Tenho um certo desconforto de pensar que a fluidez da internet está matando um pouco os idiomas formais. Parece que surgem dialetos dos meios de comunicação ditos sociais. Emergem abreviações, neologismos, simbologias, numa pulsante, quase agressiva, verbalidade do imediatismo.

“Quem usa ponto final nas frases é considerada uma pessoa fria”, dizia uma matéria que li recentemente. Oi?

Quando recebo uma mensagem de alguém que pontua corretamente no WhatsApp – coisa que não faço por pura preguiça – vou logo gamando, intelectualmente. Respeito puro, admiração genuína.

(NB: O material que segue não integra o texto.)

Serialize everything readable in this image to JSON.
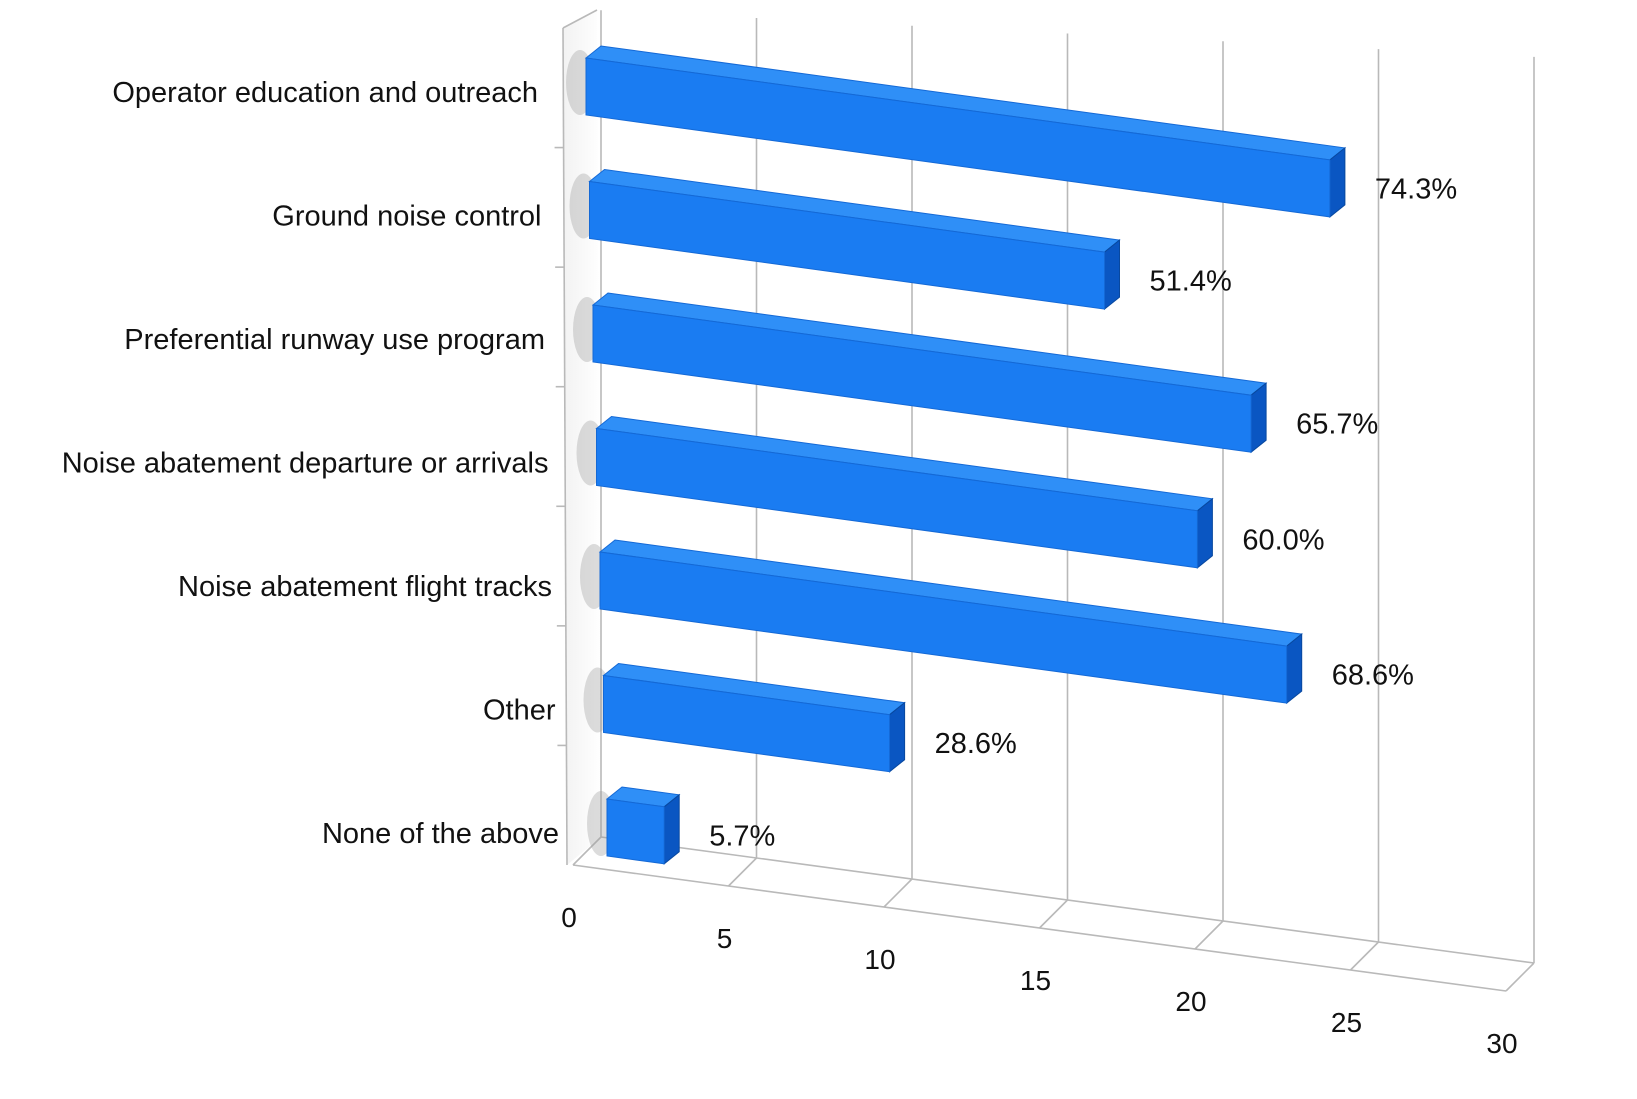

Minha mãe é dessas, que responde “nao” e depois escreve uma missiva se desculpando porque o teclado desconfigurou e ela não pôde usar o til. Muito amor.

Certa vez, um colega extremamente respeitado no meio editorial se espantou ao revisar um texto meu, que trabalhava na área de marketing: “Foi você quem escreveu? Está perfeito!”. Era uma daquelas inscrições chatérrimas de um case para prêmio. Precisava ser cheio de argumentos e dados, mas também didático e direto. Acho que ele estava revisando tantos outros tão redundantes que, aquele, simples, o surpreendeu.

Lembro-me de ter ficado surpresa, pois tinha produzido apenas “mais um texto chato”.

O comentário dele, seguido do característico sorriso largo, marcou meu coração: “Cíntia, um escritor norte-americano chamado William Faulkner disse que escrever ou é fácil, ou é impossível”.

Sei que meu colega concordaria com a conclusão a que me permiti chegar sobre tudo isso: quem tem facilidade com a Língua Portuguesa, deve valorizá-la. E ser grato a seus pais, professores, chefes, colegas, amigos.

Se você se identifica, cuidado: sua taradice léxica pode atrair outros loucos. Coisa que você, provavelmente, vai adorar.